The only way to find our way home

I believe we are all full of stories.

I believe we are all looking for the way home. To whatever our essential, fundamental home is, where we are truly ourselves, where we are seen and recognized and known and witnessed as such.

I believe that telling our stories – to others, maybe, but most of all to ourselves – is the only way to find our way home.

Some days, the words of my stories shower over me, like a waterfall or a sudden torrential squall. These are the days when I pull over on the highway to tap sentences onto my iphone. The days I wake in the night to scribble thoughts onto the pad of paper beside my bed. The days I run with words tumbling over themselves in my head, the words of others, songs and quotations, somersaulting over and with my own images and thoughts, and as I run I repeat them over and over, hoping not to forget them.

Other days the words are thin. I fear they are gone. I might catch a glimmer of them, like the surprising sparkle of mica in concrete pavement. But there aren’t enough to hold onto, not enough words to form a rope that I can use to go hand-over-hand from here to there. They are a fragile line, the streak of a snail’s slimy passage, the evanescent foam on the edge of a wave, the fading white path of an airplane, disappearing before my eyes in a hydrangea blue sky.

The words tell the stories that show us the way home. Without the words, it follows, I feel a bit lost.

Trying to trust the rain will come again.

11 thoughts on “The only way to find our way home”

  1. I am blown away by the sheer beauty of the images in your waiting-for-rain-ness:
    “the streak of a snail’s slimy passage, the evanescent foam on the edge of a wave, the fading white path of an airplane, disappearing before my eyes in a hydrangea blue sky”
    –this reads like a downpour to me.

  2. This is beautiful, Lindsey. And even as you write, your story is telling you…finding you…creating the home you seek.

    Those of us who have the privilege of following your journey home find ourselves closer to our own, as well.

    Thank you.

  3. When I think of the endless fragments I have saved in places electronic and old-school, and how they whisper and shout and come at me and run away again… goading me into organizing them into something and tripping me and hitting me with sticks sometimes when I try… well, let’s just say I’d like to think I know where you’re coming from with this post (but then we can never really be sure, can we?).

    Either way, I send good wishes for what I just know will be a most welcome web when you find your way to weave it all together. For now I appreciate the threads.

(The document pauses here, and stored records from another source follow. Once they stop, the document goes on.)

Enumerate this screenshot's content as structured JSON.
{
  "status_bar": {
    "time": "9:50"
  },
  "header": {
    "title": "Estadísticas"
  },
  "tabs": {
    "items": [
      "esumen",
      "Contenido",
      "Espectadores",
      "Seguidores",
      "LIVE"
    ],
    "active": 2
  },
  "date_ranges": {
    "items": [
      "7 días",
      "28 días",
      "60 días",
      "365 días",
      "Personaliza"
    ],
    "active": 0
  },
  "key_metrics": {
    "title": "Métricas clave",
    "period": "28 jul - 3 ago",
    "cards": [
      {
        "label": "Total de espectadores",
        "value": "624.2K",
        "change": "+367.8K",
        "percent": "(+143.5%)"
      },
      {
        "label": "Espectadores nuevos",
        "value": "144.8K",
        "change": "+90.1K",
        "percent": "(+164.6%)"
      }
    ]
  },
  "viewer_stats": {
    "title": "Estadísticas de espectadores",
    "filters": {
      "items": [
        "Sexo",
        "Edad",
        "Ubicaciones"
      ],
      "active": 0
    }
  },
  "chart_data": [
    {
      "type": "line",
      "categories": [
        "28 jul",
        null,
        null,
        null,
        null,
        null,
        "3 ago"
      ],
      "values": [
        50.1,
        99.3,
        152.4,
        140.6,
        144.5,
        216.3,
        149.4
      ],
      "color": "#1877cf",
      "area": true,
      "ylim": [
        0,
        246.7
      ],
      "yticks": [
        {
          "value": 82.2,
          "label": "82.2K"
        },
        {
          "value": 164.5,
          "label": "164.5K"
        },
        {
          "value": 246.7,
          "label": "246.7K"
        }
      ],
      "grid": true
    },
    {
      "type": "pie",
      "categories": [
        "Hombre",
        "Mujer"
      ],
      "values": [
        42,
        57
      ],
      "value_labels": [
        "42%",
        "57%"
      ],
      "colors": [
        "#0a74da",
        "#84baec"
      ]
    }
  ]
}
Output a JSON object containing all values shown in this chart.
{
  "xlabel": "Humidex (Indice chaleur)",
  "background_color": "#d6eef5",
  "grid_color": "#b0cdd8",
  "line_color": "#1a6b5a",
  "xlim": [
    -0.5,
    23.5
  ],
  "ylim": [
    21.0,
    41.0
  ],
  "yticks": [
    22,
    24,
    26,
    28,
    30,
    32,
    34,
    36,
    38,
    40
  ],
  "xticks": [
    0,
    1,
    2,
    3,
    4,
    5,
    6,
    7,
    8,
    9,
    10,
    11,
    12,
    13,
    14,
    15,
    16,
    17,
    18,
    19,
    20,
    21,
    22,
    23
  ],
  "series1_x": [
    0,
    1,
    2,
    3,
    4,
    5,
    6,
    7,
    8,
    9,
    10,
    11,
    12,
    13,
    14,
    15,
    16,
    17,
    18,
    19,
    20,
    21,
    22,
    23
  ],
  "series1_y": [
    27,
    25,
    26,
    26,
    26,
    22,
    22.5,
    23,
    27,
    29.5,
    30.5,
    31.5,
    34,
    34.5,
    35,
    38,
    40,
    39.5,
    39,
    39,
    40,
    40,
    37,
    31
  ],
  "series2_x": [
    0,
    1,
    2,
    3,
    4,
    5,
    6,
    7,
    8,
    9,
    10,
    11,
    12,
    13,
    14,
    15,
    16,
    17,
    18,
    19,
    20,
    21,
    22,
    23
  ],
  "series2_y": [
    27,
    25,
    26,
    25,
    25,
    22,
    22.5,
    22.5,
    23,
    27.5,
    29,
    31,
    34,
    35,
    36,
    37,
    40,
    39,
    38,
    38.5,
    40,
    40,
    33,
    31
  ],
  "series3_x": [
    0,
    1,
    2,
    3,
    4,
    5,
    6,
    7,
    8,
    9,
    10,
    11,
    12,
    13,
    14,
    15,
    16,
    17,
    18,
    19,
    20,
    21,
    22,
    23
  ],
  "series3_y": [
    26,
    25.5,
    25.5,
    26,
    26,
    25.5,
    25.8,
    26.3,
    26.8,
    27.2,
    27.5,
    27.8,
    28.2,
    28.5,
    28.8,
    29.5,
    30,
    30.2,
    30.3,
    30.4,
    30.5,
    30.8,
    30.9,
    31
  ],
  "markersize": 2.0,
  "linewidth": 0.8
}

  4. Yes. I’m looking at you sky, and your beach, and your concrete. Where you might see that which is fading with breeze, or flowing back into an ocean or just too much stone…

    I see the sparkle.

    Thank you.

  5. Lindsey,
    This is beautiful, as always.
    I’m reminded of the phrase, “All who wander are not lost.” I feel, sometimes, even when there are no words, no path, somewhere inside we know we’re already home.
    Blessings to you, Julie

  6. They’ll come back when they need to. I, too, firmly believe that we’re all storytelling beings by nature. When all else fails, we respond to stories best. It’s how we learn about the world and ourselves. I know you’ll keep spinning yours.

  7. Oh! There have been so many times that I have thought, this is it, the words are gone and they are never coming back and I should probably delete my blog. But I never do. And they always do. What a beautiful blog you have here mama.

  8. I am new to your blog but feeling lucky indeed to find you on the shutter sisters “I am enough” project. This has been a life changing opportunity for both the writer as well as the reader. I find your writing so comforting
    and am so glad to have you as a brave fellow traveler on our way home.
    ps: I am the proud mother of the lovely and incredibly creative founder Tracey Clark!